Secretary of State John Kerry tweeted out a picture of himself on Friday wearing a Yale hoodie, which he said was done to promote first lady Michelle Obama’s new higher education initiative, called Reach Higher.

“Glad @FLOTUS is making the case to #ReachHigher,” Kerry tweeted. “Wear my @Yale hoodie on the plane in support of #highered.”

Kerry’s support for higher education goes beyond his Yale pedigree. Just this week, it was revealed that the State Department is seeking to tutor its employees to help them better prepare for congressional hearings.

Kerry himself may need a little brushing up on that issue. On Friday, the House Oversight and Government Reform Committee subpoenaed him to testify on the Benghazi attacks, after saying the department has shown a “disturbing disregard for its legal obligations to Congress.”

The first lady on Friday announced her Reach Higher initiative, a program that she hopes will “inspire every student in America to take charge of their future by completing their education past high school, whether at a professional training program, a community college, or a four-year college or university.”

According to the White House description of the program, “a high school diploma just isn’t enough” in today’s economy.

The initiative will specifically try to expose more students to college opportunities, explain financial aid that’s available, and supporting “academic planning” and counselors who can steer kids toward college.

The rising costs of college tuition has become a topic of growing interest for both parents and policymakers in Washington.
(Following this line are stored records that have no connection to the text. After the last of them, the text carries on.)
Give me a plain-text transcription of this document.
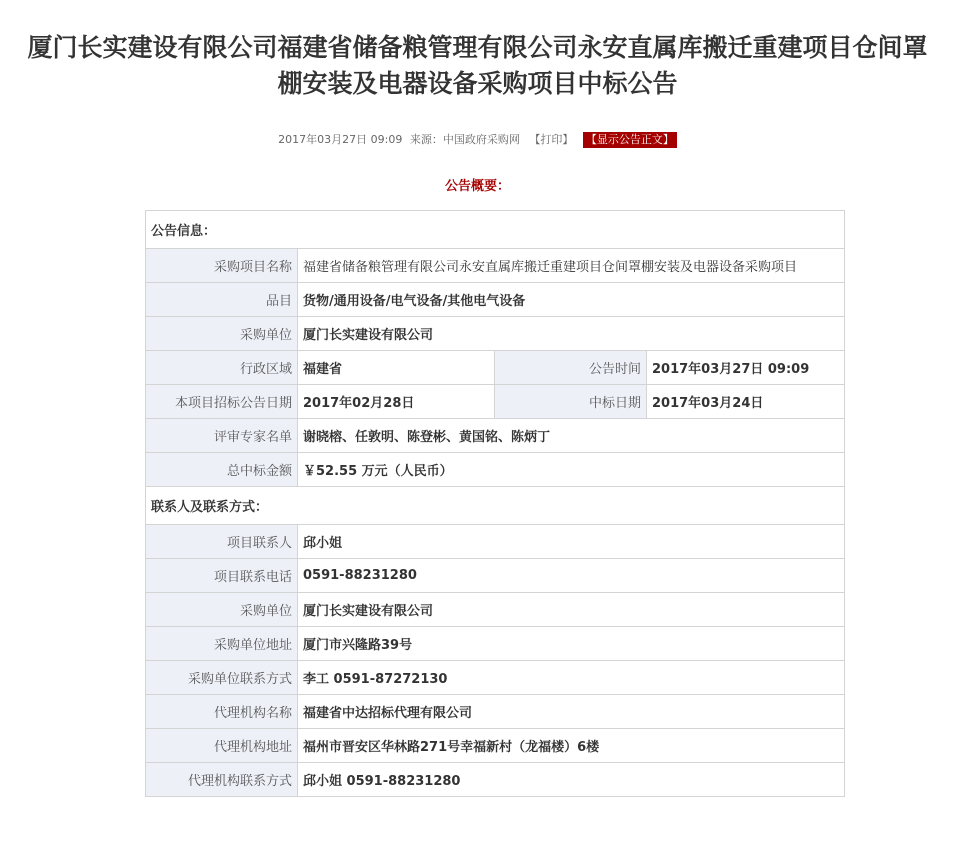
厦门长实建设有限公司福建省储备粮管理有限公司永安直属库搬迁重建项目仓间罩
棚安装及电器设备采购项目中标公告
2017年03月27日 09:09 来源：中国政府采购网 【打印】 【显示公告正文】
公告概要：
公告信息：			
采购项目名称	福建省储备粮管理有限公司永安直属库搬迁重建项目仓间罩棚安装及电器设备采购项目		
品目	货物/通用设备/电气设备/其他电气设备		
采购单位	厦门长实建设有限公司		
行政区域	福建省	公告时间	2017年03月27日 09:09
本项目招标公告日期	2017年02月28日	中标日期	2017年03月24日
评审专家名单	谢晓榕、任敦明、陈登彬、黄国铭、陈炳丁		
总中标金额	￥52.55 万元（人民币）		
联系人及联系方式：			
项目联系人	邱小姐		
项目联系电话	0591-88231280		
采购单位	厦门长实建设有限公司		
采购单位地址	厦门市兴隆路39号		
采购单位联系方式	李工 0591-87272130		
代理机构名称	福建省中达招标代理有限公司		
代理机构地址	福州市晋安区华林路271号幸福新村（龙福楼）6楼		
代理机构联系方式	邱小姐 0591-88231280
Some believe that the easy access to federal loans is a key driver in those ballooning costs.

Earlier this week, the American Action Forum released a study that said regulations are another driver of these costs. The study said millions of hours are spent each year filling out financial aid forms required by the Department of Education, and said regulations overall have forced colleges to hire more administrative employees, which increases tuition costs.

The study added that there was a nearly one-to-one relationship between increased administrative staff and increased tuition rates.
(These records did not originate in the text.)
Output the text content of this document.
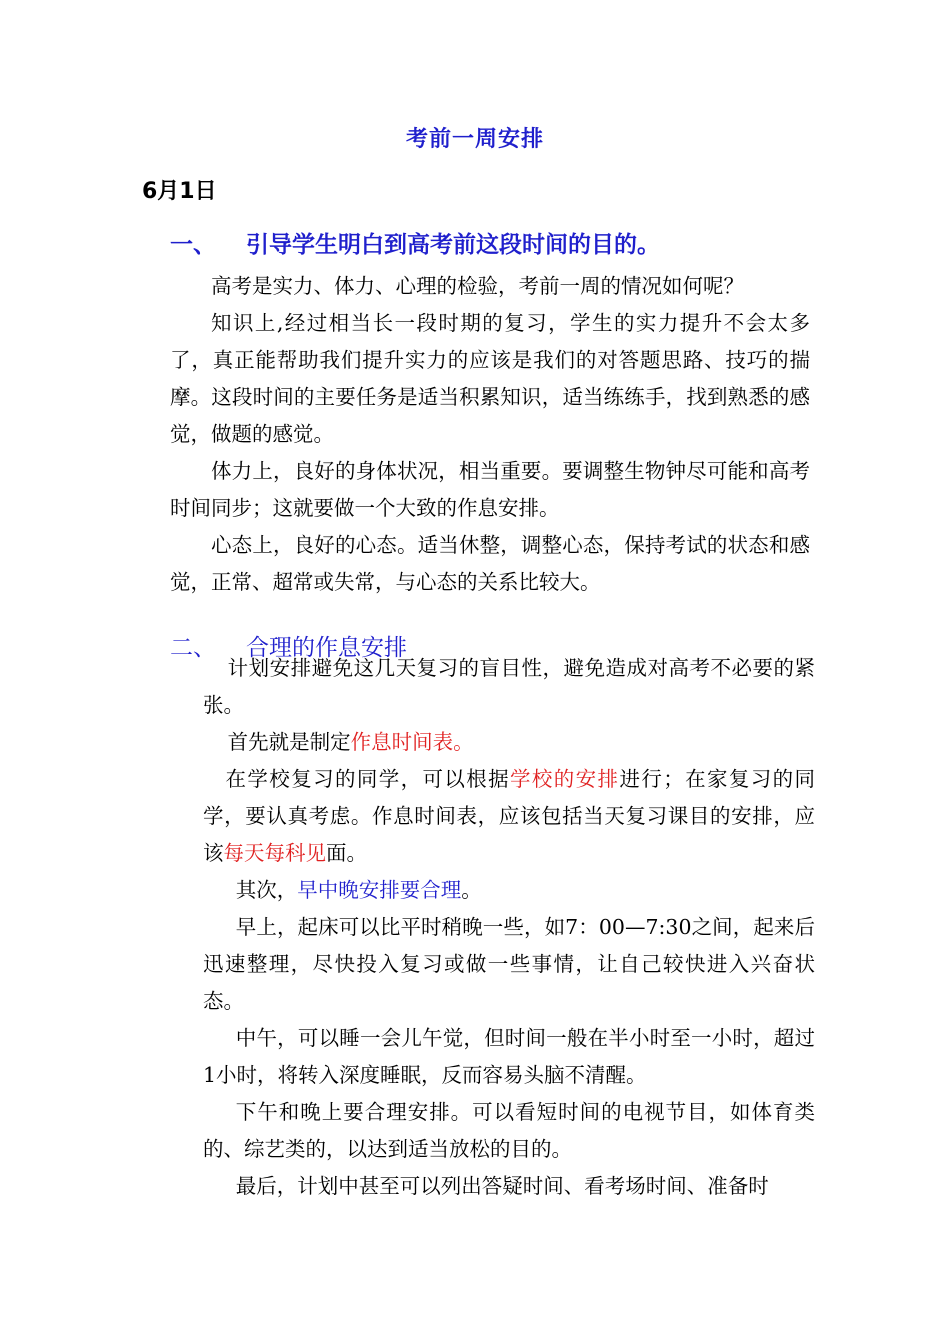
考前一周安排
6月1日
一、 引导学生明白到高考前这段时间的目的。

高考是实力、体力、心理的检验，考前一周的情况如何呢？

知识上,经过相当长一段时期的复习，学生的实力提升不会太多了，真正能帮助我们提升实力的应该是我们的对答题思路、技巧的揣摩。这段时间的主要任务是适当积累知识，适当练练手，找到熟悉的感觉，做题的感觉。

体力上，良好的身体状况，相当重要。要调整生物钟尽可能和高考时间同步；这就要做一个大致的作息安排。

心态上，良好的心态。适当休整，调整心态，保持考试的状态和感觉，正常、超常或失常，与心态的关系比较大。

二、 合理的作息安排

计划安排避免这几天复习的盲目性，避免造成对高考不必要的紧张。

首先就是制定作息时间表。

在学校复习的同学，可以根据学校的安排进行；在家复习的同学，要认真考虑。作息时间表，应该包括当天复习课目的安排，应该每天每科见面。

其次，早中晚安排要合理。

早上，起床可以比平时稍晚一些，如7：00—7:30之间，起来后迅速整理，尽快投入复习或做一些事情，让自己较快进入兴奋状态。

中午，可以睡一会儿午觉，但时间一般在半小时至一小时，超过1小时，将转入深度睡眠，反而容易头脑不清醒。

下午和晚上要合理安排。可以看短时间的电视节目，如体育类的、综艺类的，以达到适当放松的目的。

最后，计划中甚至可以列出答疑时间、看考场时间、准备时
In a Friday blog post, Education Secretary Arne Duncan said that this fall, non-white students will be a majority of college attendees. But he said more needs to be done to ensure minority students can have success.

“The need for equitable opportunities has always been pressing – but is even more so as we project that this fall, America’s public school students will for the first time be mostly nonwhite,” he said. “We are working hard to ensure stronger opportunities – but we have a long way to go.”